Appeal from a judgment of the County Court of Chemung
County (Hayden, J.), rendered October 10, 2012, convicting
defendant upon his plea of guilty of the crime of criminal
possession of a controlled substance in the third degree.
Defendant was charged in an indictment with two counts of
criminal possession of a controlled substance in the third degree
following an incident in which police recovered cocaine, as well
as other drugs and related items, from a hotel room where he was
staying. Defense counsel moved to suppress the evidence gathered
as a result of the search of the hotel room. There were a number
of adjournments of the suppression hearing and, before it was
conducted, defendant pleaded guilty to one count of criminal
possession of a controlled substance in the third degree in
-2- 105578
satisfaction of the indictment. Consistent with the plea
agreement, he was sentenced to two years in prison to be followed
by two years of postrelease supervision. He now appeals.

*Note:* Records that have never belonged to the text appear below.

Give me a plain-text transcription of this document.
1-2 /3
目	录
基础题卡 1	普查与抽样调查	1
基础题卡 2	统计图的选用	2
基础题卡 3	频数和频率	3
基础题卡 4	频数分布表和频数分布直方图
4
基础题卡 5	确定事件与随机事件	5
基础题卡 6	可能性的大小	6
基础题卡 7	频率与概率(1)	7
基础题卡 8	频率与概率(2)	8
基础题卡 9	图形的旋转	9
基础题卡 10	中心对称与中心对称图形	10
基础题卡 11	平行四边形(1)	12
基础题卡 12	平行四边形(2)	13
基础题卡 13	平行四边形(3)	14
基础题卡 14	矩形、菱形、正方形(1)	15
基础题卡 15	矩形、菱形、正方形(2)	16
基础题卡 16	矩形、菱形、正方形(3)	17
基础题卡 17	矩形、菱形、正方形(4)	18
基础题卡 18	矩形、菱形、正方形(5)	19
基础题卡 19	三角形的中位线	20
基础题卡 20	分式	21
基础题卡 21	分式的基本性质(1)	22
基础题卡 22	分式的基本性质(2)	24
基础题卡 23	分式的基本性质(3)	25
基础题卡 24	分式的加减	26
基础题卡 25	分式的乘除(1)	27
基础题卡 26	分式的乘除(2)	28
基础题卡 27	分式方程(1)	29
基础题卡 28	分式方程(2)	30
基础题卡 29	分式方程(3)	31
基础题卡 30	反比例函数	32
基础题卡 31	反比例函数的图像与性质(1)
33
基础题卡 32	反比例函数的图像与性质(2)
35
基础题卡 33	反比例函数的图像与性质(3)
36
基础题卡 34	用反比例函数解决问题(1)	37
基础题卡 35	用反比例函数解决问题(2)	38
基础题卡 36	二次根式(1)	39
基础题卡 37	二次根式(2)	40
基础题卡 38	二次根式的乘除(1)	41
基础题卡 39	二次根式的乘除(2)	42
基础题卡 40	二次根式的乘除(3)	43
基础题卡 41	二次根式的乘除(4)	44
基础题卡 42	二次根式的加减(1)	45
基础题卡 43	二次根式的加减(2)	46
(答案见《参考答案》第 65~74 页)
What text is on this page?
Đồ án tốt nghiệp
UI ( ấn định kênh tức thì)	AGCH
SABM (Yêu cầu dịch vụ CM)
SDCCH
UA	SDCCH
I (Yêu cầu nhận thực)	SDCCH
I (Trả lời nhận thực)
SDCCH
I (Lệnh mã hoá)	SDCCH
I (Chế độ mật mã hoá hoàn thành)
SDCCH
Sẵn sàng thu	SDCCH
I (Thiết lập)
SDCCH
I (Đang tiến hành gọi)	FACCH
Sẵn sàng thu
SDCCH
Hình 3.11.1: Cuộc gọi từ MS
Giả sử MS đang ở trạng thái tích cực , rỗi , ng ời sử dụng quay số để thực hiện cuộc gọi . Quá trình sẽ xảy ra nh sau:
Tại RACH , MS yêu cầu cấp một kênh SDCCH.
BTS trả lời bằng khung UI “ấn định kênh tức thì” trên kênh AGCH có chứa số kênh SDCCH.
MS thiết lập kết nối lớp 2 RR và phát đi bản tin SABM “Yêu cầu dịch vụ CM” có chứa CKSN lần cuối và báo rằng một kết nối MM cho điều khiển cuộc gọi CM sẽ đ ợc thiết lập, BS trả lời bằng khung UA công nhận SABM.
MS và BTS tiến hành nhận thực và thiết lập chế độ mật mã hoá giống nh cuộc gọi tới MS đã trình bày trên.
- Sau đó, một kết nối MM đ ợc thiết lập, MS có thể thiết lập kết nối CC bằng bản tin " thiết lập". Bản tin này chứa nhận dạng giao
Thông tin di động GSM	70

Defendant argues that he was denied the effective
assistance of counsel by his attorney's failure to proceed with
the suppression hearing prior to defendant's entry of a guilty
plea. To the extent that this claim has a bearing upon the
voluntariness of defendant's plea, we find that it is unpreserved
due to defendant's failure to make an appropriate postallocution
motion (see People v Smith, 119 AD3d 1088, 1089 [2014]; People v
Flake, 95 AD3d 1371, 1372 [2012], lvs denied 19 NY3d 973, 974
[2012]; People v Stevenson, 58 AD3d 948, 949 [2009], lv denied 12
NY3d 860 [2009]). As for defendant's claim that his sentence is
harsh and excessive, we find it to be unpersuasive. Defendant
could have received a determinate sentence of anywhere from one
to nine years in prison for the crime to which he pleaded guilty
(see Penal Law § 70.70 [2] [a] [i]). He received two years in
prison instead and this was the sentence agreed to under the
terms of the plea agreement. Therefore, we find no extraordinary
circumstances nor any abuse of discretion warranting a reduction
of the sentence in the interest of justice (see People v Lawal,
73 AD3d 1287, 1290 [2010]; People v Muniz, 12 AD3d 937, 939
[2004]).
Lahtinen, J.P., McCarthy, Rose and Lynch, JJ., concur.
ORDERED that the judgment is affirmed.